If asthma has been confirmed, a work site association has been demonstrated, and exposure to a known sensitizer has been identified, sufficient evidence may be available to confidently make a diagnosis. The workup may end at this point. When more diagnostic precision is required or when there is doubt concerning the source of the patient’s symptoms after the initial workup, a specific bronchoprovocation challenge test may be helpful. In some cases, the specific bronchial challenge may be the only way to establish the diagnosis.
Many consider the specific inhalation challenge test the “gold standard” for the diagnosis of occupational asthma when the result is positive. A study with a negative finding, however, must be interpreted in context. A patient who has been away from the occupational exposure for a period of time may lose sensitivity.5
The period of time varies with the substance and the individual. As a result, a specific bronchoprovocation challenge test should be performed as close to the last occupational exposure as possible. Another factor to consider when interpreting a negative study result is that exposure to multiple substances at work is the norm. The wrong substance may have been chosen to study, or perhaps a combination of substances is required to evoke symptoms. Finally, the method of challenge may not provide the correct exposure. When performed in a laboratory, the challenge is controlled but is, nonetheless, artificial.
In this issue of CHEST (see page 1276), Sastre and colleagues address one aspect of the false-negative specific bronchoprovocation challenge test result: the decline of specific sensitivity with the passage of time since the last exposure. In a group of 22 individuals with suspected toluene diisocyanate- or hexamethylene diisocyanate-induced asthma, the authors identified five subjects who did not show an asthmatic reaction to a specific bronchoprovocation challenge study but did demonstrate a significant increase in nonspecific bronchial hyperresponsiveness (as measured by methacholine challenge testing) when compared to a baseline measure obtained before the specific challenge. In three of these individuals, a second specific challenge test result was positive. Presumably, nonspecific bronchial hyperresponsiveness was increased and specific sensitivity was rekindled by the initial specific challenge. Specific responsiveness then became demonstrable with the second challenge. Had the methacholine bronchial responsiveness not been remeasured, thus suggesting that a second specific challenge should be performed, three individuals would have been inaccurately diagnosed as not having isocyanate-induced asthma. Sastre and coworkers conclude that nonspecific bronchial responsiveness should be systematically assessed before and after specific inhalation challenge in an attempt to minimize false-negative evaluations.
A point to be kept in mind, however, is that the decision to perform a specific bronchoprovocation challenge study should not be taken lightly. These studies are time-consuming, expensive, and not without significant risk. Testing must be done by experienced personnel, usually in a hospital setting, utilizing a well-defined and standardized protocol.
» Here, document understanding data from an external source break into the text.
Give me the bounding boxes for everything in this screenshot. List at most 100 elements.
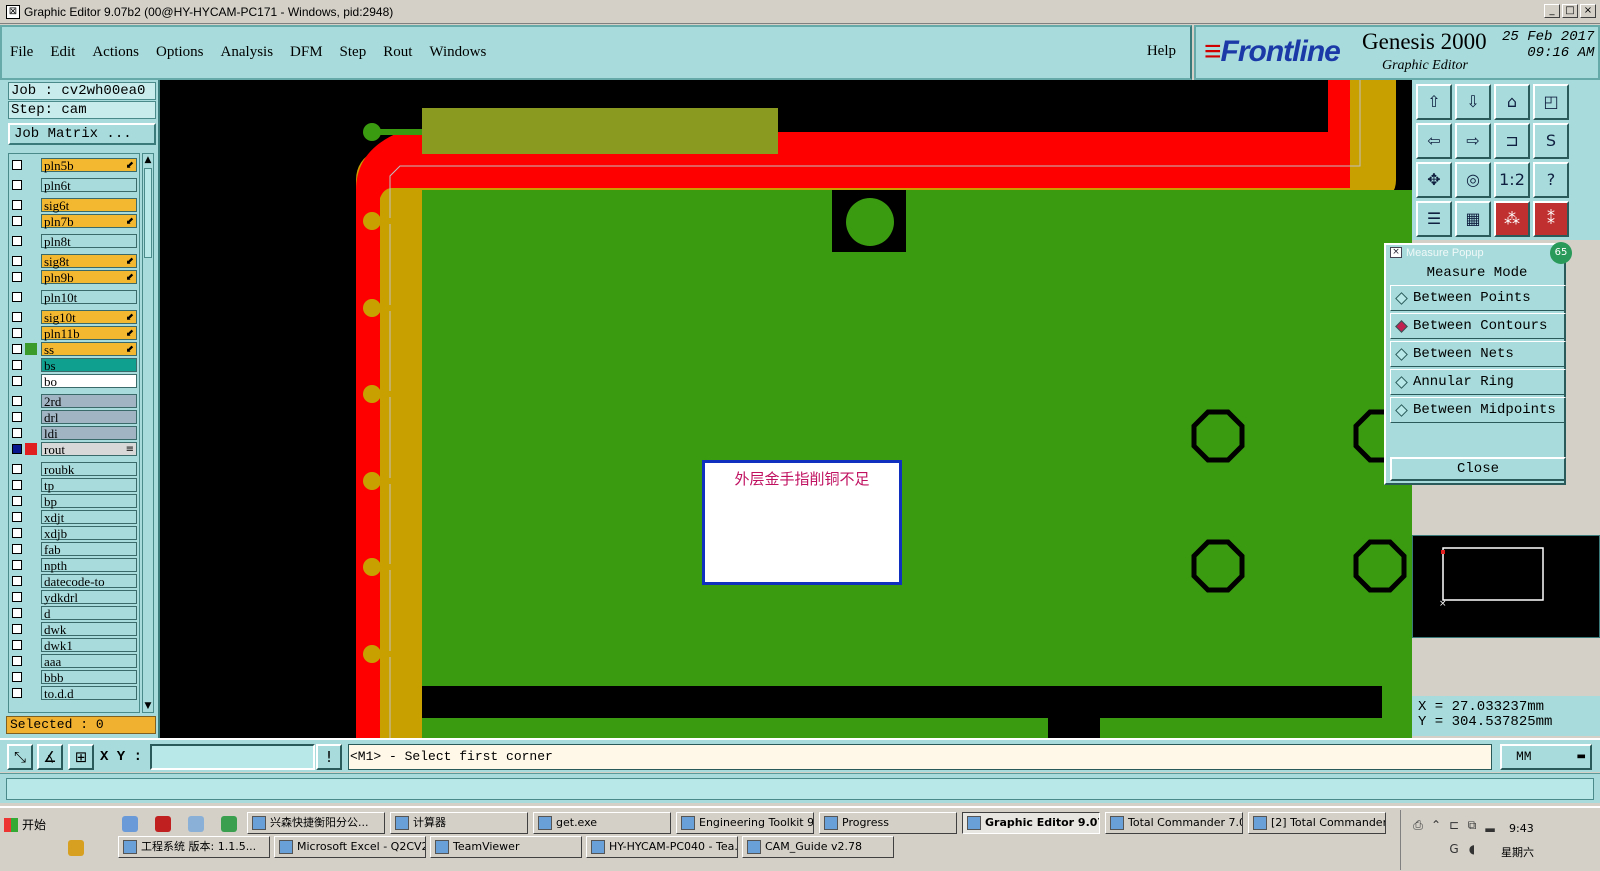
layer-name[interactable]: pln11b ⬋ bbox=[41, 326, 137, 340]
layer-name[interactable]: fab bbox=[41, 542, 137, 556]
layer-checkbox[interactable] bbox=[12, 216, 22, 226]
layer-checkbox[interactable] bbox=[12, 608, 22, 618]
menu-file[interactable]: File bbox=[10, 44, 33, 61]
volume-icon[interactable]: ◖ bbox=[1465, 842, 1479, 856]
layer-row[interactable]: pln7b ⬋ bbox=[12, 214, 137, 228]
units-select[interactable]: MM ▬ bbox=[1500, 744, 1592, 770]
layer-name[interactable]: d bbox=[41, 606, 137, 620]
task-button[interactable]: 兴森快捷衡阳分公... bbox=[247, 812, 385, 834]
annotation-callout[interactable]: 外层金手指削铜不足 bbox=[702, 460, 902, 585]
layer-checkbox[interactable] bbox=[12, 328, 22, 338]
layer-name[interactable]: 2rd bbox=[41, 394, 137, 408]
layer-color-swatch[interactable] bbox=[25, 359, 37, 371]
layer-checkbox[interactable] bbox=[12, 272, 22, 282]
minimize-button[interactable]: _ bbox=[1544, 4, 1560, 18]
layer-name[interactable]: dwk bbox=[41, 622, 137, 636]
overview-map[interactable]: × bbox=[1412, 535, 1600, 638]
layer-color-swatch[interactable] bbox=[25, 235, 37, 247]
layer-name[interactable]: pln8t bbox=[41, 234, 137, 248]
layer-checkbox[interactable] bbox=[12, 592, 22, 602]
layer-row[interactable]: pln6t bbox=[12, 178, 137, 192]
layer-row[interactable]: pln8t bbox=[12, 234, 137, 248]
layer-checkbox[interactable] bbox=[12, 376, 22, 386]
zoom-fit-icon[interactable]: ◎ bbox=[1455, 162, 1491, 198]
layer-name[interactable]: datecode-to bbox=[41, 574, 137, 588]
task-button[interactable]: CAM_Guide v2.78 bbox=[742, 836, 894, 858]
layer-color-swatch[interactable] bbox=[25, 291, 37, 303]
option-between-nets[interactable]: Between Nets bbox=[1390, 341, 1566, 367]
layer-row[interactable]: fab bbox=[12, 542, 137, 556]
settings-icon[interactable]: ☰ bbox=[1416, 201, 1452, 237]
layer-checkbox[interactable] bbox=[12, 560, 22, 570]
net-select-icon[interactable]: ⁑ bbox=[1533, 201, 1569, 237]
layer-name[interactable]: pln9b ⬋ bbox=[41, 270, 137, 284]
layer-name[interactable]: ydkdrl bbox=[41, 590, 137, 604]
task-button[interactable]: 工程系统 版本: 1.1.5... bbox=[118, 836, 270, 858]
layer-color-swatch[interactable] bbox=[25, 591, 37, 603]
layer-name[interactable]: aaa bbox=[41, 654, 137, 668]
layer-color-swatch[interactable] bbox=[25, 343, 37, 355]
layer-row[interactable]: dwk1 bbox=[12, 638, 137, 652]
layer-color-swatch[interactable] bbox=[25, 527, 37, 539]
layer-row[interactable]: to.d.d bbox=[12, 686, 137, 700]
layer-row[interactable]: tp bbox=[12, 478, 137, 492]
layer-row[interactable]: bbb bbox=[12, 670, 137, 684]
layer-row[interactable]: dwk bbox=[12, 622, 137, 636]
task-button[interactable]: Microsoft Excel - Q2CV2... bbox=[274, 836, 426, 858]
task-button[interactable]: [2] Total Commander... bbox=[1248, 812, 1386, 834]
layer-name[interactable]: pln7b ⬋ bbox=[41, 214, 137, 228]
layer-row[interactable]: pln5b ⬋ bbox=[12, 158, 137, 172]
layer-checkbox[interactable] bbox=[12, 624, 22, 634]
select-tool-icon[interactable]: ⤡ bbox=[7, 744, 33, 770]
layer-checkbox[interactable] bbox=[12, 180, 22, 190]
layer-name[interactable]: ss ⬋ bbox=[41, 342, 137, 356]
layer-name[interactable]: sig6t bbox=[41, 198, 137, 212]
layer-name[interactable]: tp bbox=[41, 478, 137, 492]
layer-row[interactable]: bp bbox=[12, 494, 137, 508]
layer-row[interactable]: ydkdrl bbox=[12, 590, 137, 604]
antivirus-icon[interactable]: G bbox=[1447, 842, 1461, 856]
layer-checkbox[interactable] bbox=[12, 512, 22, 522]
layer-checkbox[interactable] bbox=[12, 360, 22, 370]
graphic-canvas[interactable]: 外层金手指削铜不足 bbox=[160, 80, 1412, 738]
close-button[interactable]: × bbox=[1580, 4, 1596, 18]
layer-checkbox[interactable] bbox=[12, 480, 22, 490]
layer-color-swatch[interactable] bbox=[25, 311, 37, 323]
scale-1-2-icon[interactable]: 1:2 bbox=[1494, 162, 1530, 198]
option-between-points[interactable]: Between Points bbox=[1390, 285, 1566, 311]
layer-row[interactable]: pln9b ⬋ bbox=[12, 270, 137, 284]
layer-name[interactable]: npth bbox=[41, 558, 137, 572]
layer-color-swatch[interactable] bbox=[25, 639, 37, 651]
help-icon[interactable]: ? bbox=[1533, 162, 1569, 198]
layer-name[interactable]: bbb bbox=[41, 670, 137, 684]
task-button[interactable]: get.exe bbox=[533, 812, 671, 834]
option-between-midpoints[interactable]: Between Midpoints bbox=[1390, 397, 1566, 423]
layer-name[interactable]: roubk bbox=[41, 462, 137, 476]
layer-color-swatch[interactable] bbox=[25, 559, 37, 571]
layer-name[interactable]: drl bbox=[41, 410, 137, 424]
layer-color-swatch[interactable] bbox=[25, 159, 37, 171]
layer-checkbox[interactable] bbox=[12, 640, 22, 650]
layer-name[interactable]: bp bbox=[41, 494, 137, 508]
layer-checkbox[interactable] bbox=[12, 292, 22, 302]
layer-checkbox[interactable] bbox=[12, 544, 22, 554]
printer-icon[interactable]: ⎙ bbox=[1411, 818, 1425, 832]
layer-row[interactable]: pln10t bbox=[12, 290, 137, 304]
layer-name[interactable]: sig8t ⬋ bbox=[41, 254, 137, 268]
menu-edit[interactable]: Edit bbox=[50, 44, 75, 61]
layer-row[interactable]: ss ⬋ bbox=[12, 342, 137, 356]
layer-name[interactable]: bo bbox=[41, 374, 137, 388]
layer-checkbox[interactable] bbox=[12, 428, 22, 438]
task-button[interactable]: HY-HYCAM-PC040 - Tea... bbox=[586, 836, 738, 858]
layer-checkbox[interactable] bbox=[12, 464, 22, 474]
layer-color-swatch[interactable] bbox=[25, 271, 37, 283]
layer-row[interactable]: datecode-to bbox=[12, 574, 137, 588]
layer-row[interactable]: aaa bbox=[12, 654, 137, 668]
menu-options[interactable]: Options bbox=[156, 44, 204, 61]
start-button[interactable]: 开始 bbox=[2, 814, 52, 836]
layer-row[interactable]: xdjt bbox=[12, 510, 137, 524]
scroll-up-icon[interactable]: ▲ bbox=[143, 154, 153, 166]
signal-icon[interactable]: ▂ bbox=[1483, 818, 1497, 832]
layer-name[interactable]: xdjt bbox=[41, 510, 137, 524]
layer-color-swatch[interactable] bbox=[25, 687, 37, 699]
Because of these factors, specific challenge testing is not widely available and is infrequently pursued in most clinical circumstances.6
Many feel that specific inhalation challenge testing places the worker at too much risk. As a result, a “preponderance of the evidence” is considered by many to be the “gold standard” in most clinical situations.
Nevertheless, when a carefully considered risk-benefit analysis favors performing a specific bronchoprovocation challenge study, it is mandatory that the results be as accurate as possible. The suggestion by Sastre and colleagues that a second nonspecific challenge should be done after a negative specific challenge result would appear to decrease the number of false-negative studies and should therefore be incorporated into standard specific bronchoprovocation challenge protocols.